It is so easy to take our Christianity for granted. I say this not only from honest personal introspection but also from the admissions of many of my brothers and sisters in Christ throughout the years that they too at times fail to heed the warning from Paul to the Corinthian church which was the foundation of my editorial in the last issue of the Carolina Messenger: “Therefore let anyone who thinks that he stands take heed lest he fall” (1 Co. 10:l2).
Yet one can’t help but notice a sharp contrast between Paul’s warning to Corinth and the exhortation given by Peter at the end of his life to his faithful spiritual family: “Therefore, brothers, be all the more diligent to make your calling and election sure, for if you practice these qualities you will never fall” (2 Pe. 1:10). Put side by side, the divine imperative given through these two apostles would be this: Always be careful to never fall. Here’s how to make sure that never happens.
I remember the first time I read the qualities listed by Peter in 2 Peter 1:5-7 which make up the theme of this issue and of which he was referring in verse 10. It was on the occasion of preparing for my very first Wednesday night devotional as a youth minister intern in Greenville, Illinois, in the summer of 1999, only seven months after my graduation from Harding and when I was just beginning to consider the possibility that I could dedicate my life to the ministry. Perhaps it was due to the majority of my life up to that point being filled with mandatory math classes from kindergarten through early college, but I remember my first thought upon reading the passage being that it was very much like a mathematical formula. Basically what Peter was saying to Christians was, “Diligently add virtue to your faith, knowledge to your virtue, self-control to your knowledge, and so on…and the sum will be eternity with God!”
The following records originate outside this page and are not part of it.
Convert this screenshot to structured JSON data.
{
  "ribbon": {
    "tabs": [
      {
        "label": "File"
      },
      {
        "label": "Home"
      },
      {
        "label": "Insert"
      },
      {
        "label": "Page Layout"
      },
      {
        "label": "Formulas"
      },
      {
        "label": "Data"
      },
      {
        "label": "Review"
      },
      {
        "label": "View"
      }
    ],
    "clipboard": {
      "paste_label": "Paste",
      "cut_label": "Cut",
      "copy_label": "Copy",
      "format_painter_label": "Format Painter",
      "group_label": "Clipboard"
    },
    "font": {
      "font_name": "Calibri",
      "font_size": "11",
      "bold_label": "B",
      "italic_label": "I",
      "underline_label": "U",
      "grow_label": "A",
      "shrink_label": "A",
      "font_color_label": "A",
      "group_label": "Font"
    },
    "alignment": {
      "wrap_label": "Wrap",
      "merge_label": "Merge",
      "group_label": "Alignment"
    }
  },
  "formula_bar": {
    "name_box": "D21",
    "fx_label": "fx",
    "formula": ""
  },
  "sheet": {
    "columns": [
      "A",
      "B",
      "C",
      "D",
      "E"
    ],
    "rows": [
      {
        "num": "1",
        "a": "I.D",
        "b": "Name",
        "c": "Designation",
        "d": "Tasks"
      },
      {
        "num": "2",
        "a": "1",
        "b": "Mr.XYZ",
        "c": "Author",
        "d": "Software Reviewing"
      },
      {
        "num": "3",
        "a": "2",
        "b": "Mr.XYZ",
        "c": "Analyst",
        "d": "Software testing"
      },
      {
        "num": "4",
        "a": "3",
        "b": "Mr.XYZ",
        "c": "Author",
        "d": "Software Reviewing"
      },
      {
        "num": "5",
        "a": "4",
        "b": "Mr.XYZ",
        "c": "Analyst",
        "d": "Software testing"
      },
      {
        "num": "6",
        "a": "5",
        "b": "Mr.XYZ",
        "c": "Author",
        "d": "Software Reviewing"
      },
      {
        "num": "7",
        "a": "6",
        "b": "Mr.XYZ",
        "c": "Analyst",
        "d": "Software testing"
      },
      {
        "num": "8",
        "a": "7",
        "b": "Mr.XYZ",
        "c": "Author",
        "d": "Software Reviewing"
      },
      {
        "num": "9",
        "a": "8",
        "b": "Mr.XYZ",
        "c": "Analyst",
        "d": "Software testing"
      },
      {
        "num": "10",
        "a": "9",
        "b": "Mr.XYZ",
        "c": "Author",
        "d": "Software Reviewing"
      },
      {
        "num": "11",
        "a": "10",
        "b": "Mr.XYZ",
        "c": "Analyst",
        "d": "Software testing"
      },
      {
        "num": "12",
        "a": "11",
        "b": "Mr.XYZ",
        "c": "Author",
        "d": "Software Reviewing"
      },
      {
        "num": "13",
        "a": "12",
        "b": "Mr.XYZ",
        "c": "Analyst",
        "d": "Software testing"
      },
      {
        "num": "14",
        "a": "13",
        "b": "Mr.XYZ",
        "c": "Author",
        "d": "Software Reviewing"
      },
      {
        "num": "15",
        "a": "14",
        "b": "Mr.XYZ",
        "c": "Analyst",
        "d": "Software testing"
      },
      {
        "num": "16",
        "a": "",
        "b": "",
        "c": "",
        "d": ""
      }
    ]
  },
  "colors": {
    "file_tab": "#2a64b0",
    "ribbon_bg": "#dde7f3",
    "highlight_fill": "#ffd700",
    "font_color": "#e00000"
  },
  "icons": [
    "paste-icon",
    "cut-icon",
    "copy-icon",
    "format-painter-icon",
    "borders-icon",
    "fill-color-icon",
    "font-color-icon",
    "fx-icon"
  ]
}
The diligence factor is an important part of this spiritual formula which cannot be overlooked. One could even say it’s what starts and ends the formula in that “giving all diligence” (NKJV) or “make every effort” (ESV) is commanded even before the first commanded addition to our faith (v. 5) and is commanded towards the end of Peter’s discourse with his command to “be all the more diligent” (v. 10). Diligence is also implied in the statement found in verse 8: “For if these qualities are yours and are increasing, they keep you from being ineffective or unfruitful in the knowledge of our Lord Jesus Christ.”
For all our adamant and legitimate refusal to acknowledge any legitimacy in the erroneous Calvinistic tenet commonly known as “Once Saved, Always Saved,” our Creator and Master knows how easy it is to unconsciously adapt that same mindset into our Christian mindset. Our Savior knows how simple it is to conclude that simply because we were immersed in water for the forgiveness of our sins into the Lord’s church of which there is only one, worship according to the New Testament pattern by observing communion and giving of our means every Sunday in a worship service which is without instrumental accompaniment or any other man-made additions or subtractions, and adhere to biblical church organization by refusing to call our preachers “pastors” because the New Testament gives elders and bishops that particular designation, we have no need to focus on any other aspects of Christianity. We were saved by our obedience to sound doctrine concerning salvation and continue to observe sound doctrine concerning worship and the church, and that’s quite a lot more than those deceived souls over in the denominational world are doing…so that’s the only thing that really matters in the end, right?
Sure, I may not know the Bible nearly like I should. Yes, I tend to hold grudges pretty easily. Okay, I tend to gossip, complain, and jump to conclusions quite a lot. All right, so there’s not that much difference between me and your average non-Christian except for my church attendance…and okay, other than my belief in God and my willingness to “Amen” his teachings when preached from the pulpit (as long as I feel that they apply more to the rest of the church — especially you — than they do to me), there’s quite a lot of difference between Jesus and me. But that’s okay, because I was baptized, it was immersion, I worship without a piano, and I’m a member of the church of Christ.
God wants more. He is pleading with us and warning us to be more than churchgoers who believe in Jesus. He wants us to know Jesus. He wants us to act like him and follow him. In addition to our faith, God wants us to have the same virtue, knowledge, self-control, steadfastness, godliness, brotherly affection, and love that Jesus has. He wants us to not only initially obtain these qualities, but diligently grow in them each and every day of our lives. Only by purposefully and diligently pursuing these traits will we never fall and stay saved because we will never take our Christianity for granted. Instead, we will continually repent of our faults and be encouraged by our growth and God will be pleased and continue to help us and forgive us.